Journey to the Centre of the Earth (French: Voyage au centre de la Terre), also translated as A Journey to the Interior of the Earth, is a classic 1864 science fiction novel by Jules Verne. The story involves a German professor (Otto Lidenbrock in the original French, Professor Von Hardwigg in the most common English translation) who believes there are volcanic tubes going toward the center of the Earth. He, his nephew Axel, and their guide Hans encounter many adventures, including prehistoric animals and natural hazards, eventually coming to the surface again in southern Italy. The living organisms they meet reflect geological time; just as the rock layers become older and older the deeper they travel, the animals become more and more ancient the closer the characters approach the center.
From a scientific point of view, this story has not aged quite as well as other Verne stories, since most of his ideas about what the interior of the Earth contains have since been proven wrong. However, a redeeming point to the story is Vernes own belief, told within the novel from the viewpoint of a character, that the inside of the Earth does indeed differ from that which the characters encounter. One of Vernes main ideas with his stories was also to educate the readers, and by placing the different extinct creatures the characters meet in their correct geological era, he is able to show how the world looked a long time ago, stretching from the ice age to the dinosaurs.

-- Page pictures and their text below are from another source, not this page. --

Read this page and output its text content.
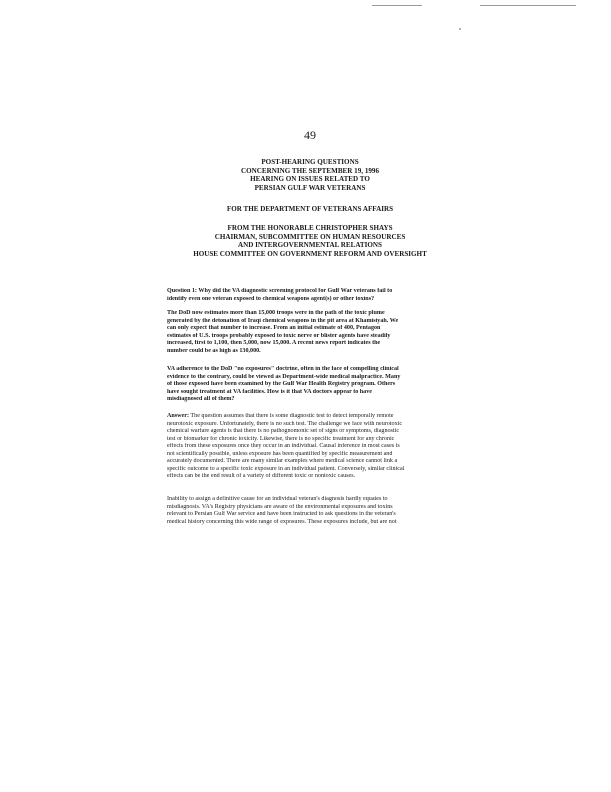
49
POST-HEARING QUESTIONS
CONCERNING THE SEPTEMBER 19, 1996
HEARING ON ISSUES RELATED TO
PERSIAN GULF WAR VETERANS
FOR THE DEPARTMENT OF VETERANS AFFAIRS
FROM THE HONORABLE CHRISTOPHER SHAYS
CHAIRMAN, SUBCOMMITTEE ON HUMAN RESOURCES
AND INTERGOVERNMENTAL RELATIONS
HOUSE COMMITTEE ON GOVERNMENT REFORM AND OVERSIGHT
Question 1: Why did the VA diagnostic screening protocol for Gulf War veterans fail to
identify even one veteran exposed to chemical weapons agent(s) or other toxins?
The DoD now estimates more than 15,000 troops were in the path of the toxic plume
generated by the detonation of Iraqi chemical weapons in the pit area at Khamisiyah. We
can only expect that number to increase. From an initial estimate of 400, Pentagon
estimates of U.S. troops probably exposed to toxic nerve or blister agents have steadily
increased, first to 1,100, then 5,000, now 15,000. A recent news report indicates the
number could be as high as 130,000.
VA adherence to the DoD "no exposures" doctrine, often in the face of compelling clinical
evidence to the contrary, could be viewed as Department-wide medical malpractice. Many
of those exposed have been examined by the Gulf War Health Registry program. Others
have sought treatment at VA facilities. How is it that VA doctors appear to have
misdiagnosed all of them?
Answer: The question assumes that there is some diagnostic test to detect temporally remote
neurotoxic exposure. Unfortunately, there is no such test. The challenge we face with neurotoxic
chemical warfare agents is that there is no pathognomonic set of signs or symptoms, diagnostic
test or biomarker for chronic toxicity. Likewise, there is no specific treatment for any chronic
effects from these exposures once they occur in an individual. Causal inference in most cases is
not scientifically possible, unless exposure has been quantified by specific measurement and
accurately documented. There are many similar examples where medical science cannot link a
specific outcome to a specific toxic exposure in an individual patient. Conversely, similar clinical
effects can be the end result of a variety of different toxic or nontoxic causes.
Inability to assign a definitive cause for an individual veteran's diagnosis hardly equates to
misdiagnosis. VA's Registry physicians are aware of the environmental exposures and toxins
relevant to Persian Gulf War service and have been instructed to ask questions in the veteran's
medical history concerning this wide range of exposures. These exposures include, but are not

The book was inspired by Charles Lyells Geological Evidences of the Antiquity of Man of 1863. By that time geologists had abandoned a literal biblical account of Earths development and it was generally thought that the end of the last glacial period marked the first appearance of humanity, but Lyell drew on new findings to put the origin of human beings much further back in the deep geological past. Lyells book also influenced Louis Figuiers 1867 second edition of La Terre avant le déluge which included dramatic illustrations of savage men and women wearing animal skins and wielding stone axes, in place of the Garden of Eden shown in the 1863 edition.